Pitfalls and potential¶
Introduction¶
This page shows how you can implement the examples provided in Chapter 2 of O’Sullivan and Unwin (2010). To get most out of this, go through the examples slowly, line by line. You should inspect the objects created and read the help files associated with the functions used.

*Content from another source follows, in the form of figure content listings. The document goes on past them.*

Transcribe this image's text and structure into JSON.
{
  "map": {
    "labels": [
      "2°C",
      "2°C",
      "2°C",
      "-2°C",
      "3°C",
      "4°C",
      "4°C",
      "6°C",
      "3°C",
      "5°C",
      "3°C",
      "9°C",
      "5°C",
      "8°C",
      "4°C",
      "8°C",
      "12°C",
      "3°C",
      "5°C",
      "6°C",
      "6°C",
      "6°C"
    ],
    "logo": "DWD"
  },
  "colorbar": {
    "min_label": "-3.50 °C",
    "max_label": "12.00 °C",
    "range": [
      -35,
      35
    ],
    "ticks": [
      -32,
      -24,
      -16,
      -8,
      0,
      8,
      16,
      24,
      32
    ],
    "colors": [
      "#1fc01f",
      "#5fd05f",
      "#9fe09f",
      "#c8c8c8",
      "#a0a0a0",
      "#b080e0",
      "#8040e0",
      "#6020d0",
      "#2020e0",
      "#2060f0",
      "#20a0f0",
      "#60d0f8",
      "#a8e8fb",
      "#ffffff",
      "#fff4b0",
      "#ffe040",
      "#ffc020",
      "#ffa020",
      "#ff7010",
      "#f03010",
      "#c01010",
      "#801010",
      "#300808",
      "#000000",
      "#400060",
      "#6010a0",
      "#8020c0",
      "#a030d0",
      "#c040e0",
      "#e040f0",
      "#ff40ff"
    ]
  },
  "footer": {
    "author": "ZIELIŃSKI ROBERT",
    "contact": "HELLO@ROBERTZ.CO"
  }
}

The Modifiable Areal Unit Problem¶
Below we recreate the data shown on page 37. There is one region that is divided into 6 x 6 = 36 grid cells. For each cell we have values for two variables. These gridded data can be represented as a matrix, but the easiest way to enter the values is to use a vector (which we can transform to a matrix later). I used line breaks for ease of comparison with the book such that it looks like a matrix anyway.
# independent variable
ind <- c(87, 95, 72, 37, 44, 24,
40, 55, 55, 38, 88, 34,
41, 30, 26, 35, 38, 24,
14, 56, 37, 34, 8, 18,
49, 44, 51, 67, 17, 37,
55, 25, 33, 32, 59, 54)
# dependent variable
dep <- c(72, 75, 85, 29, 58, 30,
50, 60, 49, 46, 84, 23,
21, 46, 22, 42, 45, 14,
19, 36, 48, 23, 8, 29,
38, 47, 52, 52, 22, 48,
58, 40, 46, 38, 35, 55)
Now that we have the values, we can make a scatter plot.
plot(ind, dep)
And here is how you can fit a linear regression model using the glm
function. dep ~ ind
means ‘dep’ is a function of ‘ind’.
m <- glm(dep ~ ind)
Now let’s look at our model m
.
m
##
## Call: glm(formula = dep ~ ind)
##
## Coefficients:
## (Intercept) ind
## 10.3750 0.7543
##
## Degrees of Freedom: 35 Total (i.e. Null); 34 Residual
## Null Deviance: 12080
## Residual Deviance: 3742 AIC: 275.3
To get a bit more information about m
, we can use the summary
function.
s <- summary(m)
s
##
## Call:
## glm(formula = dep ~ ind)
##
## Deviance Residuals:
## Min 1Q Median 3Q Max
## -20.303 -8.536 3.293 7.466 20.312
##
## Coefficients:
## Estimate Std. Error t value Pr(>|t|)
## (Intercept) 10.37497 4.12773 2.513 0.0169 *
## ind 0.75435 0.08668 8.703 3.61e-10 ***
## ---
## Signif. codes: 0 '***' 0.001 '**' 0.01 '*' 0.05 '.' 0.1 ' ' 1
##
## (Dispersion parameter for gaussian family taken to be 110.0631)
##
## Null deviance: 12078.8 on 35 degrees of freedom
## Residual deviance: 3742.1 on 34 degrees of freedom
## AIC: 275.34
##
## Number of Fisher Scoring iterations: 2
We can use m
to add a regression line to our scatter plot.
plot(ind, dep)
abline(m)
OK. But let’s see how to make a plot that looks more like the one in the
book. I first set up a plot without axes, and then add the two axes I
want (in stead of the standard box). las=1
rotates the labels to a
horizontal position. The arguments yaxs="i"
, and xaxs="i"
force
the axes to be drawn at the edges of the plot window (overwriting the
default to enlarge the ranges by 6%). To get the filled diamond symbol,
I use pch=18
. See plot(1:25, pch=1:25)
for more numbered
symbols.
Then I add the formula by extracting the coefficients from the
regression summary object s
that was created above, and by
concatenating the text elements with the paste0
function. Creating
the superscript in R2 also takes some fiddling. Don’t worry
about understanding the details of that. There are a few alternative
ways to do this, all of them can be found
on-line,
so there is no need to remember how to do it.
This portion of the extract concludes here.